L’espulsione e il rientro
Perciò, l’avevano imbarcato a Malpensa su un volo diretto a Tirana con l’obbligo di non tornare più per i prossimi dieci anni. Ma Kristjan, albanese classe 1992, di attenersi a quel diktat non ne ha voluto sapere. Così, un paio di mesi dopo l’espulsione, ha pensato bene di fare rientro nell’area Schengen. In altre parole, si è materializzato alla frontiera belga presentando un passaporto albanese nuovo di zecca, ma con generalità diverse. Dal passaporto era sparito il cognome che aveva da celibe, ma era invece indicato il cognome acquisito della moglie, cittadina italiana, luinese della Valganna, sposata poco prima di Natale del 2021. Era convinto che con lo stratagemma di adottare un cognome diverso da quello con cui era stato espulso nessuno avrebbe avuto più da ridire sul suo ritorno e sulla sua permanenza nel Belpaese.
L’arresto e la condanna
Non è andata così. Nel dicembre del 2022 lo hanno arrestato per violazione del Testo Unico sull’immigrazione, dopodiché lo hanno condannato ad otto mesi di reclusione all’esito di un giudizio con rito abbreviato. D’altronde, la legge parla chiaro: lo straniero espulso non può rientrare nel territorio dello Stato senza una speciale autorizzazione da parte del Ministro dell’Interno. Autorizzazione che, nello specifico, non c’era, né c’è mai stata. La sentenza di condanna, emessa dal giudice del Tribunale di Varese Luciano Lucarelli, è stata confermata ieri dalla terza Corte d’Appello di Milano.

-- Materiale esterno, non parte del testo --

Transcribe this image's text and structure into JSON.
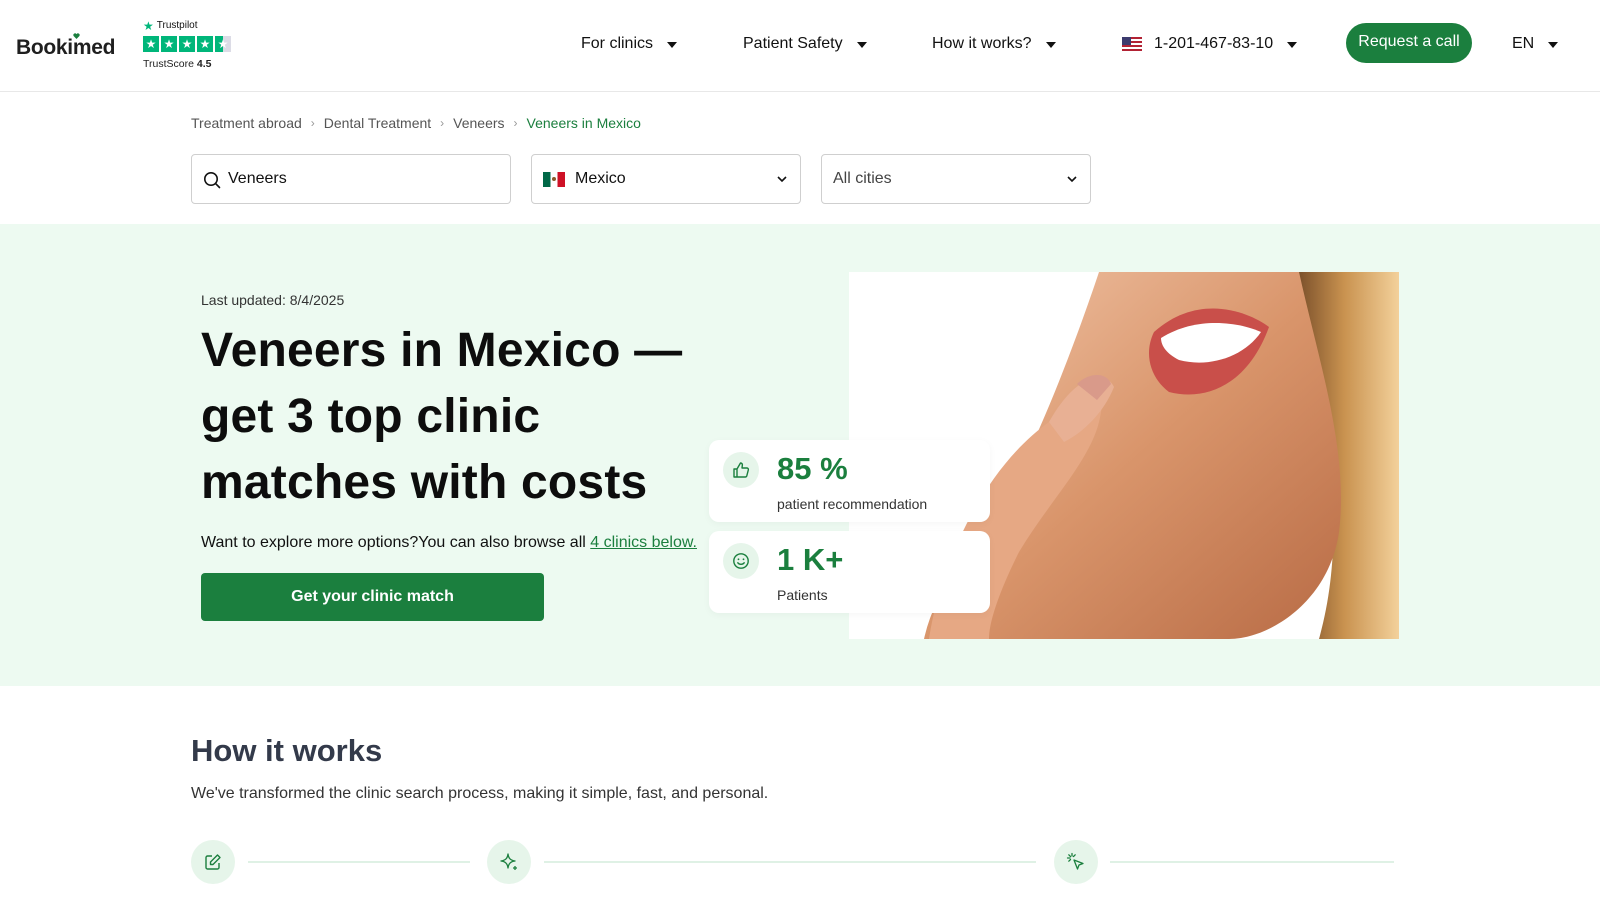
{
  "header": {
    "logo": "Bookimed",
    "trustpilot": {
      "name": "Trustpilot",
      "score_label": "TrustScore",
      "score": "4.5"
    },
    "nav": [
      {
        "label": "For clinics"
      },
      {
        "label": "Patient Safety"
      },
      {
        "label": "How it works?"
      }
    ],
    "phone": "1-201-467-83-10",
    "request_call": "Request a call",
    "language": "EN"
  },
  "breadcrumb": [
    "Treatment abroad",
    "Dental Treatment",
    "Veneers",
    "Veneers in Mexico"
  ],
  "search": {
    "query": "Veneers",
    "country": "Mexico",
    "city": "All cities"
  },
  "hero": {
    "last_updated": "Last updated: 8/4/2025",
    "title": "Veneers in Mexico — get 3 top clinic matches with costs",
    "subtitle_prefix": "Want to explore more options?You can also browse all ",
    "subtitle_link": "4 clinics below.",
    "cta": "Get your clinic match",
    "stats": [
      {
        "value": "85 %",
        "label": "patient recommendation",
        "icon": "thumbs-up-icon"
      },
      {
        "value": "1 K+",
        "label": "Patients",
        "icon": "smile-icon"
      }
    ]
  },
  "how_it_works": {
    "title": "How it works",
    "subtitle": "We've transformed the clinic search process, making it simple, fast, and personal.",
    "step_icons": [
      "edit-icon",
      "sparkle-icon",
      "cursor-click-icon"
    ]
  },
  "colors": {
    "brand_green": "#1b7f3e",
    "hero_bg": "#edfaf1",
    "trustpilot_green": "#00b67a"
  }
}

Prima il carcere, poi altra espulsione
Ciò significa che, una volta passata in giudicato ed espiata la pena, l’albanese, nonostante il suo nuovo cognome italiano, dovrà essere di nuovo espulso con accompagnamento immediato. Infatti, per lui vale sempre il provvedimento di espulsione del prefetto di Varese di quasi quattro anni fa. In teoria, ci sarebbe stato il modo di stoppare la “cacciata” dall’Italia. Come? Dimostrando la prova della convivenza effettiva con la moglie, cittadina italiana, nel nostro Paese. Ma così non è stato. I riscontri anagrafici e l’autocertificazione non sono stati considerati sufficienti e il contratto di affitto della coppia di Valganna è risultato intestato solo alla donna. Elemento che ha anche fatto pensare a un possibile matrimonio combinato.
Voleva il permesso di soggiorno...
Una curiosità: a Kristjan si è giunti perché lui stesso si è presentato in Questura a Varese per depositare l’istanza per il rilascio del permesso di soggiorno. Naturalmente nella richiesta aveva indicato le generalità con il cognome assunto dopo essere convolato a nozze con la donna luinese. Convocato presso l’ufficio immigrazione della Questura varesina, è stato sottoposto a rilievi dattiloscopici e, così facendo, è saltato fuori che l’albanese che richiedeva il permesso di soggiorno non era altro che l’uomo espulso l’anno prima. Non una mossa delle più furbe: ai suoi polsi sono immediatamente scattate le manette.